How to Avoid Home FORECLOSURE AUCTION
Millions of Americans have lost their homes to foreclosure in the last few years. If you're having trouble paying your mortgage, learn about the steps you can take to avoid foreclosure or to minimize your debt after it happens. Quick action is the key to success -- it can save your home and/or help protect your credit rating.
Don't Walk Away: Consider Your Options
Don't give up and let the lender foreclose on your home without considering your options. A foreclosure will hurt your credit rating and make it difficult, if not impossible, to buy another home anytime soon. In addition, if the profits from selling your home don't cover the unpaid portion of your loan, your lender might sue you for the rest.
Your best options if you're having trouble making mortgage payments include:
negotiating with your lender
getting government help
filing for bankruptcy
selling your home yourself, or
giving your home deed to the lender.
These options are described in more detail below.
Beware of scam artists. People facing foreclosure are often preyed upon by others claiming they'll help. Some homeowners have unwittingly signed documents giving these scammers title to their property, thus turning themselves into renters. Don't sign anything without getting a professional opinion first.
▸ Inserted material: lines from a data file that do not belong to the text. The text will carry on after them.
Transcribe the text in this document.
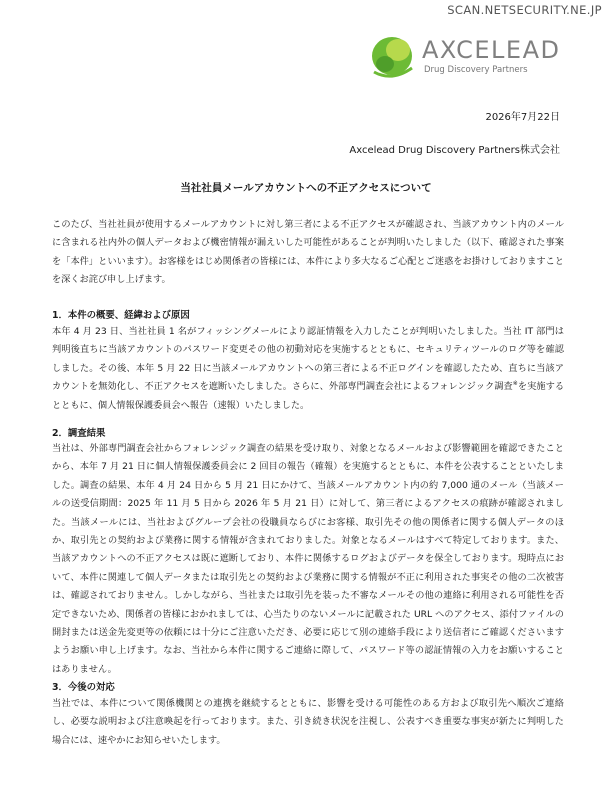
SCAN.NETSECURITY.NE.JP
AXCELEAD
Drug Discovery Partners
2026年7月22日
Axcelead Drug Discovery Partners株式会社
当社社員メールアカウントへの不正アクセスについて
このたび、当社社員が使用するメールアカウントに対し第三者による不正アクセスが確認され、当該アカウント内のメールに含まれる社内外の個人データおよび機密情報が漏えいした可能性があることが判明いたしました（以下、確認された事案を「本件」といいます）。お客様をはじめ関係者の皆様には、本件により多大なるご心配とご迷惑をお掛けしておりますことを深くお詫び申し上げます。
1．本件の概要、経緯および原因
本年 4 月 23 日、当社社員 1 名がフィッシングメールにより認証情報を入力したことが判明いたしました。当社 IT 部門は判明後直ちに当該アカウントのパスワード変更その他の初動対応を実施するとともに、セキュリティツールのログ等を確認しました。その後、本年 5 月 22 日に当該メールアカウントへの第三者による不正ログインを確認したため、直ちに当該アカウントを無効化し、不正アクセスを遮断いたしました。さらに、外部専門調査会社によるフォレンジック調査※を実施するとともに、個人情報保護委員会へ報告（速報）いたしました。
2．調査結果
当社は、外部専門調査会社からフォレンジック調査の結果を受け取り、対象となるメールおよび影響範囲を確認できたことから、本年 7 月 21 日に個人情報保護委員会に 2 回目の報告（確報）を実施するとともに、本件を公表することといたしました。調査の結果、本年 4 月 24 日から 5 月 21 日にかけて、当該メールアカウント内の約 7,000 通のメール（当該メールの送受信期間：2025 年 11 月 5 日から 2026 年 5 月 21 日）に対して、第三者によるアクセスの痕跡が確認されました。当該メールには、当社およびグループ会社の役職員ならびにお客様、取引先その他の関係者に関する個人データのほか、取引先との契約および業務に関する情報が含まれておりました。対象となるメールはすべて特定しております。また、当該アカウントへの不正アクセスは既に遮断しており、本件に関係するログおよびデータを保全しております。現時点において、本件に関連して個人データまたは取引先との契約および業務に関する情報が不正に利用された事実その他の二次被害は、確認されておりません。しかしながら、当社または取引先を装った不審なメールその他の連絡に利用される可能性を否定できないため、関係者の皆様におかれましては、心当たりのないメールに記載された URL へのアクセス、添付ファイルの開封または送金先変更等の依頼には十分にご注意いただき、必要に応じて別の連絡手段により送信者にご確認くださいますようお願い申し上げます。なお、当社から本件に関するご連絡に際して、パスワード等の認証情報の入力をお願いすることはありません。
3．今後の対応
当社では、本件について関係機関との連携を継続するとともに、影響を受ける可能性のある方および取引先へ順次ご連絡し、必要な説明および注意喚起を行っております。また、引き続き状況を注視し、公表すべき重要な事実が新たに判明した場合には、速やかにお知らせいたします。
Negotiating With Your Lender
As soon as you realize you'll have trouble paying your mortgage -- ideally, before you've missed any payments -- contact your lender. Lenders have an incentive to negotiate with home loan borrowers, if only to reduce the number of foreclosures they're dealing with. You might have to make a lot of calls to reach the right department or person, however.
Do it sooner rather than later. If you call soon, you may be able to work out a solution with your lender. But, if you've already missed three or four payments, it may be too late, and the lender may insist on foreclosure -- or have already sent your file to an outside servicing company, which may not welcome requests to deviate from its standard procedures.
Possible solutions. The lender may accept partial payments for a few months (though you may have to agree to make up the difference later), accept a late payment, or agree to redo the terms of your loan.
What to say when you contact your lender. Here's what you should ask for, in lender-language. (You'll probably need to get to the right department first -- it may have a name like "loss mitigation.")
Forbearance. You make a reduced payment, or no payment, for an agreed-upon period of time. Usually, the lender requires you to make up the difference at a later time. The lender is most likely to agree to this if you can demonstrate that you will soon receive a bonus, tax refund, or some other extra cash.
Loan reinstatement. You agree to make up your missed (or reduced) payments by a specific date.
Loan modification. Your lender agrees to alter the terms of the loan so that you can better afford the payments. For example, the lender may agree to add your missed payments to your loan balance, to stretch out your loan over a longer term (which will lower your payments but result in more interest over the life of the loan), or to convert an adjustable rate to a fixed rate mortgage.